Outro problema específico a ser tratado pela metodologia jurídica é a formalidade do discurso. O pesquisador não pode partir do pressuposto de que sua dissertação será direcionada apenas à banca ou ao auditório-jurista. Assim, o “juridiquês” hermético deve ser desmitificado, preferindo-se uma linguagem simples e direta, sempre explicando os conceitos utilizados e contextualizando os autores escolhidos para que a obra se torne acessível ao público em geral [1].

Isso porque a pesquisa jurídica traz balizas diversas da mera persuasão do público-alvo, na medida em que objetiva trazer algo novo e solucionar lacunas ou falhas no conhecimento jurídico. A argumentação não deve servir propósitos de manipulação, porém precisa demonstrar suas bases teóricas e o procedimento do raciocínio para ser testada racionalmente.

Sobretudo, a lucidez do discurso científico não se coaduna com a retórica da práxis jurídica quotidiana, dado que exige um distanciamento do autor em relação às opiniões sustentadas, inclusive, questionando-as. A mais, reputa-se essencial separar as ideias próprias das ideias alheias, uma vez que é interessante que o pesquisador traga seu ponto de vista sobre o problema de pesquisa, de forma objetivada, logo no início da dissertação.

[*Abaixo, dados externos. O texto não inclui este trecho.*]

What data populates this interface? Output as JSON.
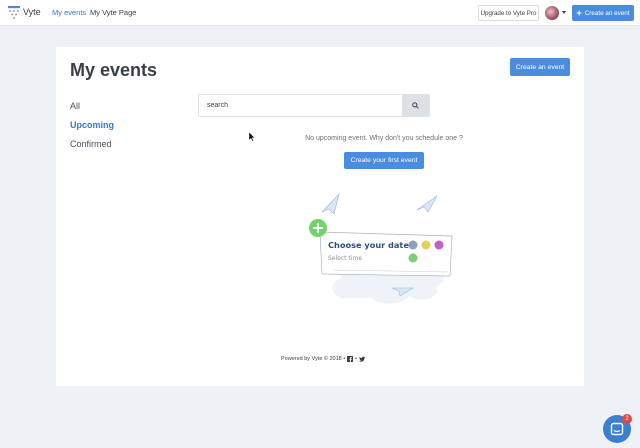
{
  "brand": {
    "name": "Vyte"
  },
  "nav": {
    "links": [
      {
        "label": "My events",
        "active": true
      },
      {
        "label": "My Vyte Page",
        "active": false
      }
    ],
    "upgrade_label": "Upgrade to Vyte Pro",
    "create_label": "Create an event"
  },
  "main": {
    "title": "My events",
    "create_label": "Create an event",
    "filters": [
      {
        "label": "All",
        "active": false
      },
      {
        "label": "Upcoming",
        "active": true
      },
      {
        "label": "Confirmed",
        "active": false
      }
    ],
    "search": {
      "placeholder": "search"
    },
    "empty_message": "No upcoming event. Why don't you schedule one ?",
    "first_event_label": "Create your first event",
    "illustration": {
      "title": "Choose your date",
      "subtitle": "Select time"
    }
  },
  "footer": {
    "text": "Powered by Vyte © 2018 •"
  },
  "chat": {
    "badge": "2"
  },
  "colors": {
    "accent": "#4a8de0",
    "active_link": "#3c78c8",
    "green": "#6fd56a"
  }
}
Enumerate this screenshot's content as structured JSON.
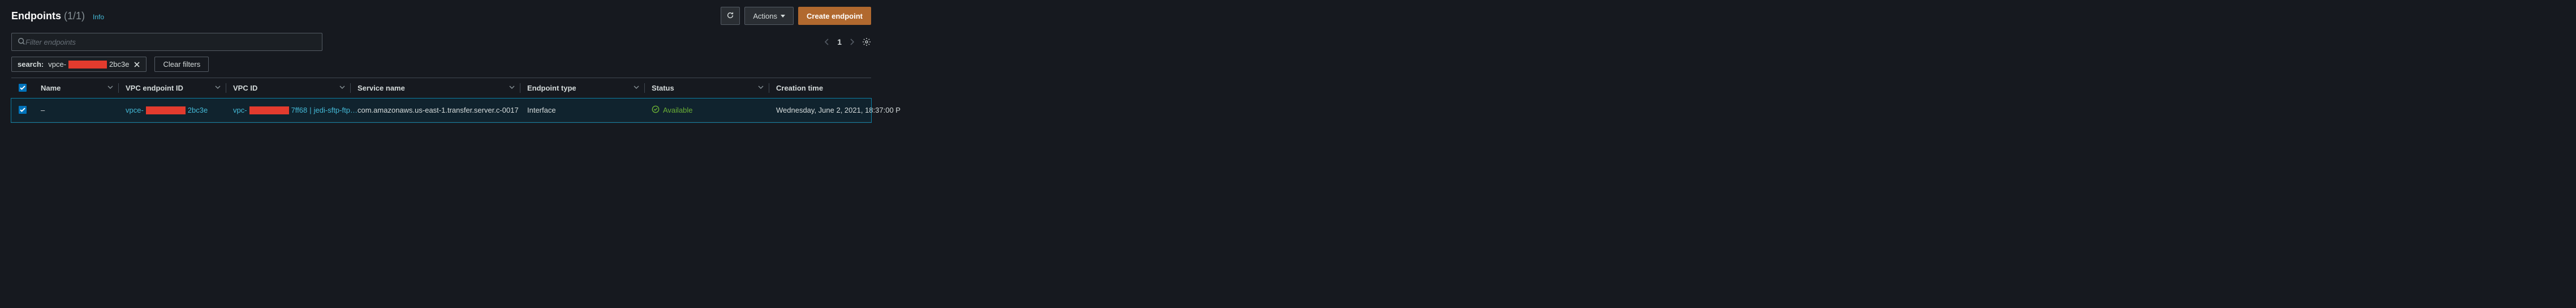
{
  "header": {
    "title": "Endpoints",
    "count": "(1/1)",
    "info": "Info"
  },
  "buttons": {
    "refresh": "",
    "actions": "Actions",
    "create": "Create endpoint",
    "clear_filters": "Clear filters"
  },
  "search": {
    "placeholder": "Filter endpoints"
  },
  "chip": {
    "prefix": "search:",
    "value_pre": "vpce-",
    "value_post": "2bc3e"
  },
  "pager": {
    "page": "1"
  },
  "columns": {
    "name": "Name",
    "endpoint_id": "VPC endpoint ID",
    "vpc_id": "VPC ID",
    "service": "Service name",
    "type": "Endpoint type",
    "status": "Status",
    "created": "Creation time"
  },
  "row": {
    "name": "–",
    "endpoint_pre": "vpce-",
    "endpoint_post": "2bc3e",
    "vpc_pre": "vpc-",
    "vpc_post": "7ff68",
    "vpc_sep": " | ",
    "vpc_name": "jedi-sftp-ftp…",
    "service": "com.amazonaws.us-east-1.transfer.server.c-0017",
    "type": "Interface",
    "status": "Available",
    "created": "Wednesday, June 2, 2021, 18:37:00 P"
  }
}
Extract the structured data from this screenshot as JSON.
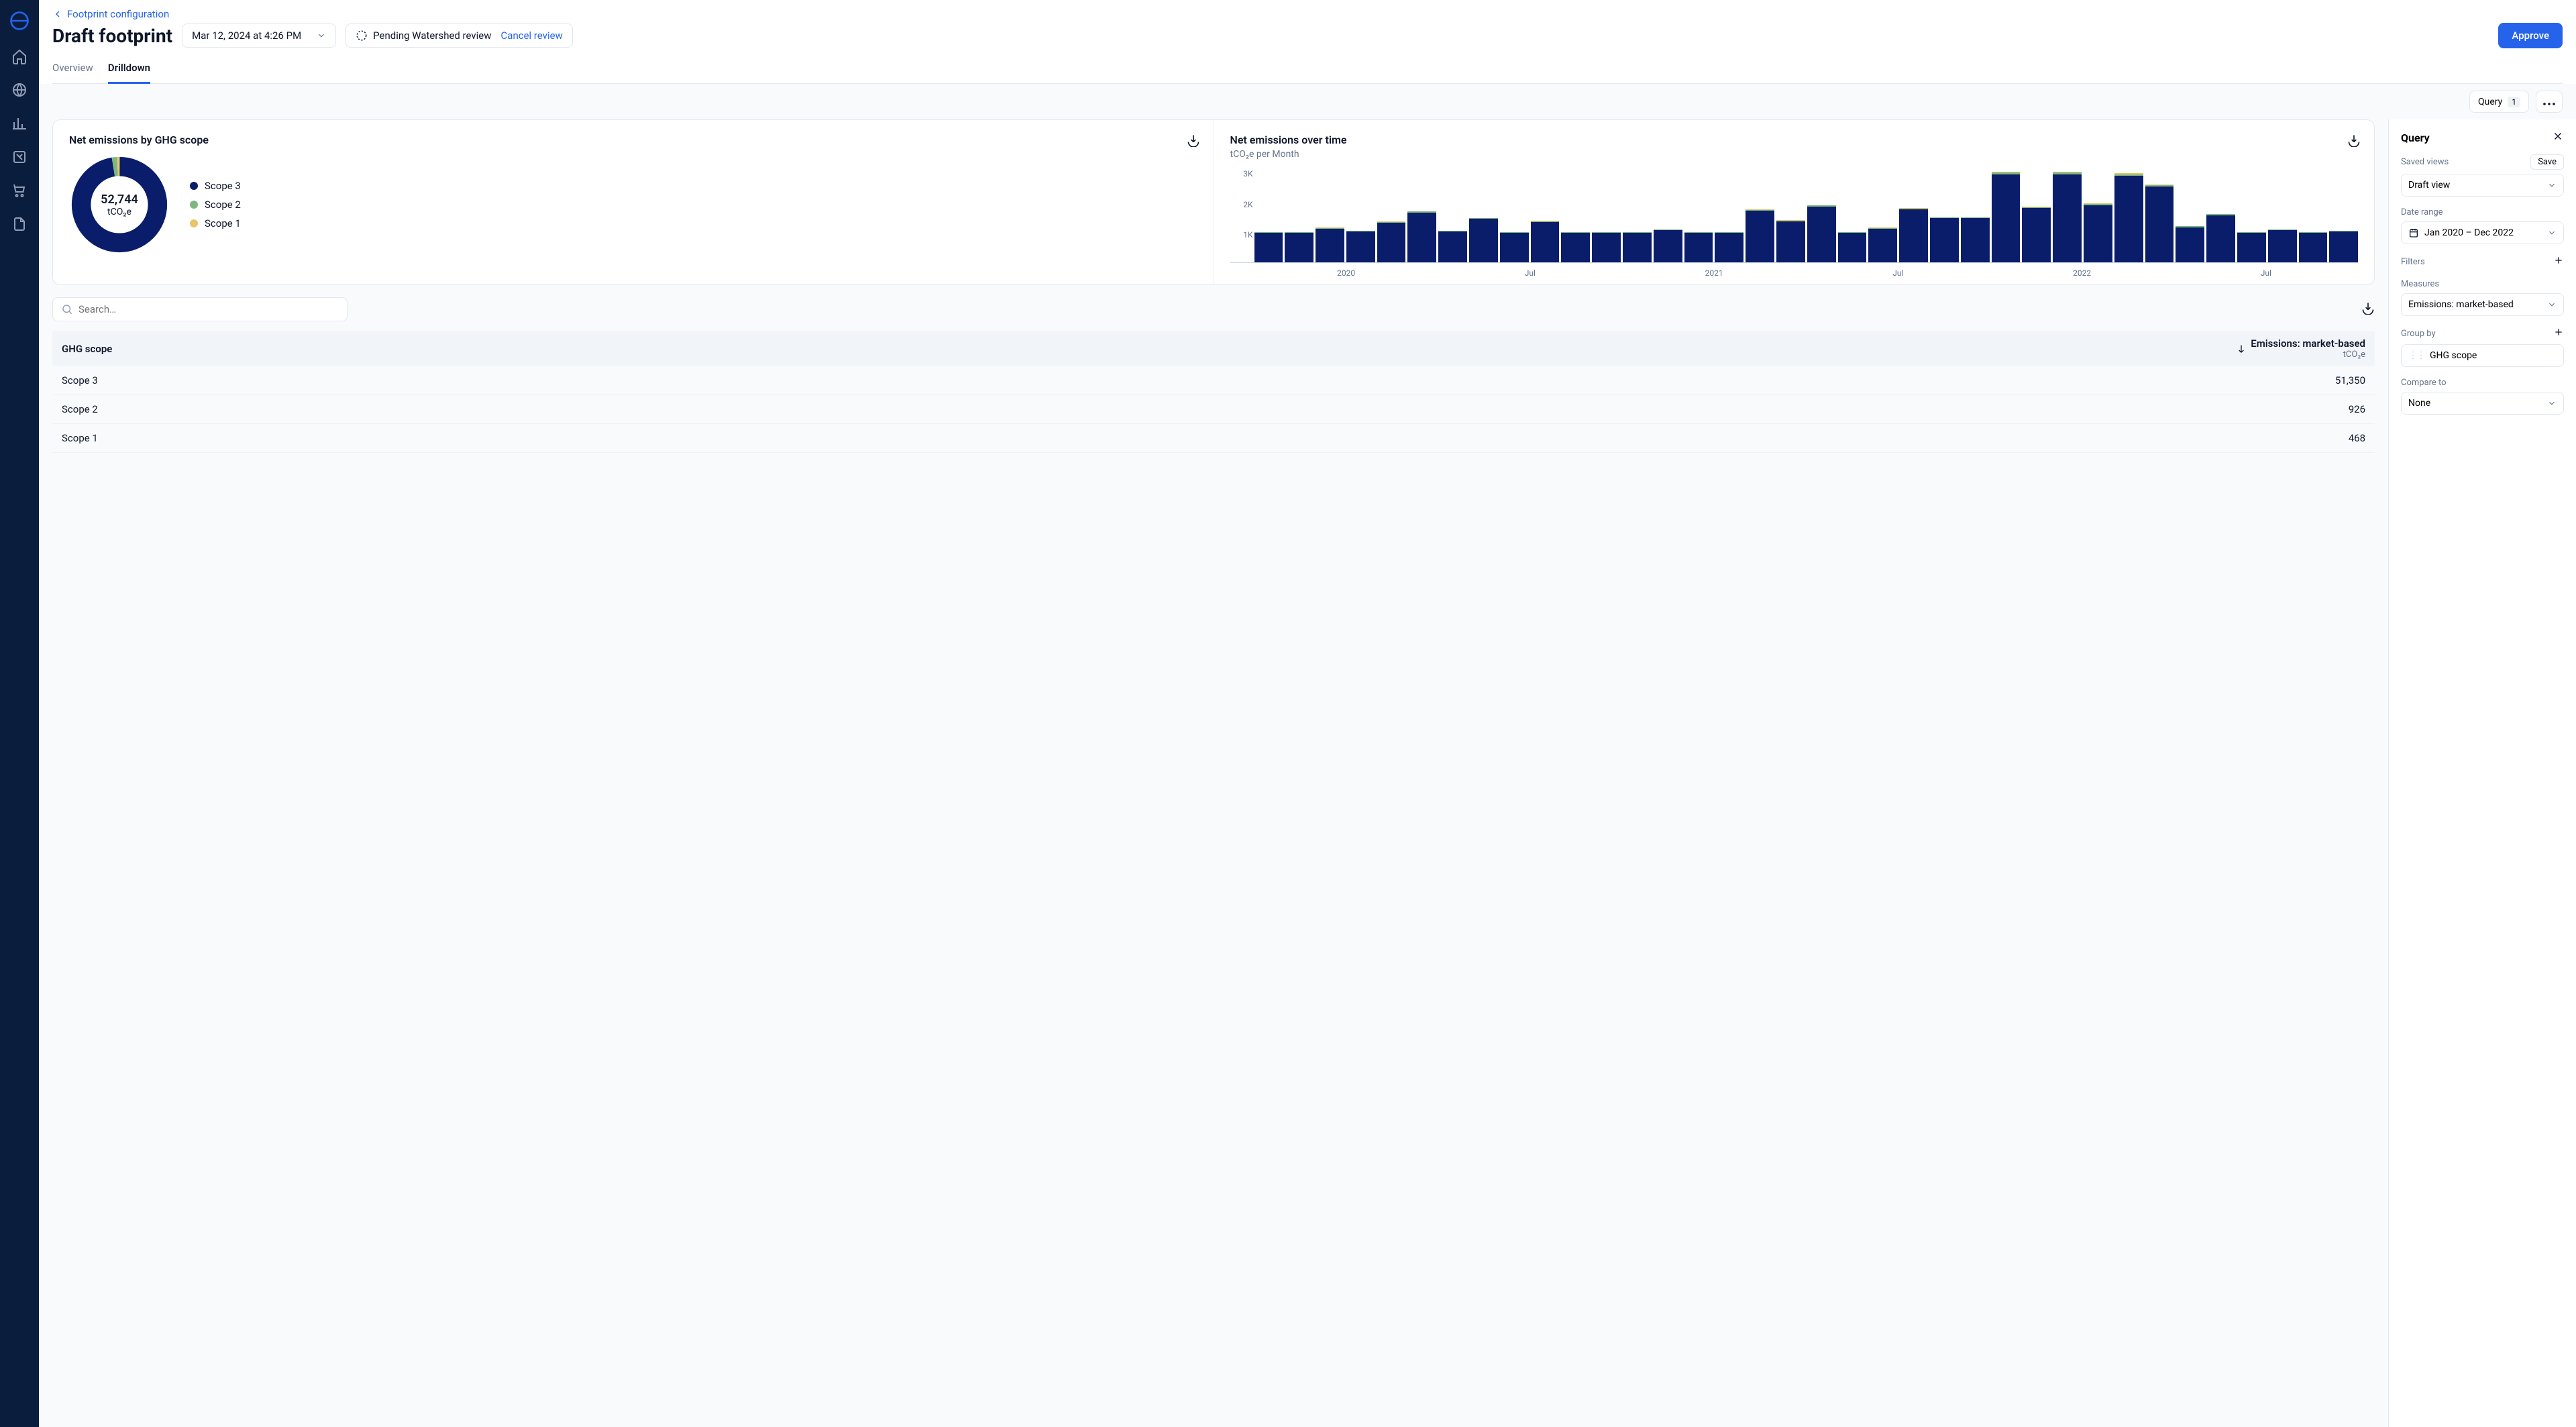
{
  "breadcrumb": "Footprint configuration",
  "page_title": "Draft footprint",
  "version_select": "Mar 12, 2024 at 4:26 PM",
  "status_label": "Pending Watershed review",
  "cancel_label": "Cancel review",
  "approve_label": "Approve",
  "tabs": {
    "overview": "Overview",
    "drilldown": "Drilldown"
  },
  "actions": {
    "query_label": "Query",
    "query_count": "1"
  },
  "donut": {
    "title": "Net emissions by GHG scope",
    "total_value": "52,744",
    "total_unit": "tCO₂e",
    "legend": [
      {
        "label": "Scope 3",
        "color": "#0a1d6b"
      },
      {
        "label": "Scope 2",
        "color": "#7fb77e"
      },
      {
        "label": "Scope 1",
        "color": "#e9c46a"
      }
    ]
  },
  "bars": {
    "title": "Net emissions over time",
    "subtitle": "tCO₂e per Month",
    "ylabels": [
      "3K",
      "2K",
      "1K",
      ""
    ],
    "xlabels": [
      "2020",
      "Jul",
      "2021",
      "Jul",
      "2022",
      "Jul"
    ]
  },
  "search_placeholder": "Search…",
  "table": {
    "col1": "GHG scope",
    "col2": "Emissions: market-based",
    "col2_sub": "tCO₂e",
    "rows": [
      {
        "name": "Scope 3",
        "value": "51,350"
      },
      {
        "name": "Scope 2",
        "value": "926"
      },
      {
        "name": "Scope 1",
        "value": "468"
      }
    ]
  },
  "query": {
    "title": "Query",
    "saved_views_label": "Saved views",
    "save_label": "Save",
    "view_value": "Draft view",
    "daterange_label": "Date range",
    "daterange_value": "Jan 2020 – Dec 2022",
    "filters_label": "Filters",
    "measures_label": "Measures",
    "measure_value": "Emissions: market-based",
    "groupby_label": "Group by",
    "groupby_value": "GHG scope",
    "compare_label": "Compare to",
    "compare_value": "None"
  },
  "chart_data": [
    {
      "type": "pie",
      "title": "Net emissions by GHG scope",
      "unit": "tCO₂e",
      "total": 52744,
      "series": [
        {
          "name": "Scope 3",
          "value": 51350,
          "color": "#0a1d6b"
        },
        {
          "name": "Scope 2",
          "value": 926,
          "color": "#7fb77e"
        },
        {
          "name": "Scope 1",
          "value": 468,
          "color": "#e9c46a"
        }
      ]
    },
    {
      "type": "bar",
      "title": "Net emissions over time",
      "ylabel": "tCO₂e per Month",
      "ylim": [
        0,
        3200
      ],
      "yticks": [
        1000,
        2000,
        3000
      ],
      "x": [
        "2020-01",
        "2020-02",
        "2020-03",
        "2020-04",
        "2020-05",
        "2020-06",
        "2020-07",
        "2020-08",
        "2020-09",
        "2020-10",
        "2020-11",
        "2020-12",
        "2021-01",
        "2021-02",
        "2021-03",
        "2021-04",
        "2021-05",
        "2021-06",
        "2021-07",
        "2021-08",
        "2021-09",
        "2021-10",
        "2021-11",
        "2021-12",
        "2022-01",
        "2022-02",
        "2022-03",
        "2022-04",
        "2022-05",
        "2022-06",
        "2022-07",
        "2022-08",
        "2022-09",
        "2022-10",
        "2022-11",
        "2022-12"
      ],
      "xticks": [
        "2020",
        "Jul",
        "2021",
        "Jul",
        "2022",
        "Jul"
      ],
      "series": [
        {
          "name": "Scope 3",
          "color": "#0a1d6b",
          "values": [
            1000,
            1000,
            1150,
            1050,
            1350,
            1700,
            1050,
            1480,
            1000,
            1380,
            1000,
            1000,
            1000,
            1100,
            1000,
            1000,
            1750,
            1400,
            1900,
            1000,
            1150,
            1800,
            1500,
            1500,
            3000,
            1850,
            3000,
            1950,
            2950,
            2580,
            1200,
            1610,
            1000,
            1100,
            1000,
            1050
          ]
        },
        {
          "name": "Scope 2",
          "color": "#7fb77e",
          "values": [
            20,
            20,
            25,
            20,
            25,
            30,
            20,
            25,
            20,
            25,
            20,
            20,
            20,
            20,
            20,
            20,
            30,
            25,
            35,
            20,
            20,
            30,
            25,
            25,
            55,
            35,
            55,
            40,
            55,
            50,
            25,
            30,
            20,
            20,
            20,
            20
          ]
        },
        {
          "name": "Scope 1",
          "color": "#e9c46a",
          "values": [
            10,
            10,
            12,
            10,
            12,
            15,
            10,
            12,
            10,
            12,
            10,
            10,
            10,
            10,
            10,
            10,
            15,
            12,
            18,
            10,
            10,
            15,
            12,
            12,
            28,
            18,
            28,
            20,
            28,
            25,
            12,
            15,
            10,
            10,
            10,
            10
          ]
        }
      ]
    }
  ]
}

Em contraponto, como já retroexposto, o embate de ideias deverá atentar para desbaratar eventuais hierarquizações de valores e premissas implicitamente, que são vocacionadas para convencer sem cientificidade. Entrementes, por mais que assim se deva proceder, a vocalização da falácia do discurso oficial sacralizado não pode redundar em relativização ampla de toda a ciência jurídica, sob pena de tolher de pilastras de conhecimento científico.

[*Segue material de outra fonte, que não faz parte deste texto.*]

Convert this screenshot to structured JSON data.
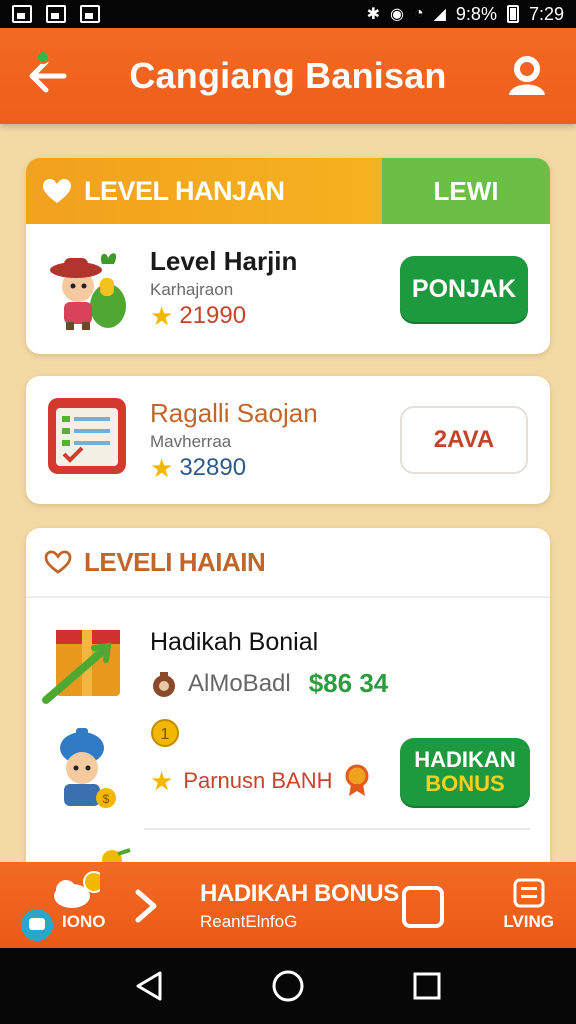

Com efeito, um texto erudito pode não ser tão científico quanto se pode crer. A fortiori, seguidos os elos acima encadeados, emerge um arquétipo de metodologia jurídica básica para direcionar as dissertações nesse ramo. Em contrapartida, a feição científica deve dosar também o estudo das políticas públicas, observada sua especificidade, o que se propõe a seguir.


4. METODOLOGIA NAS POLÍTICAS PÚBLICAS

Outro enfoque metodológico repousa no estudo de políticas públicas, na medida em que este se divide em diferentes etapas desde a formulação até a implementação e avaliação. Também a pesquisa de políticas públicas deve compreender que elas, muito comumente, possuem certo engajamento político, uma vez que são técnicas de governo voltadas a solução de problemas sociais.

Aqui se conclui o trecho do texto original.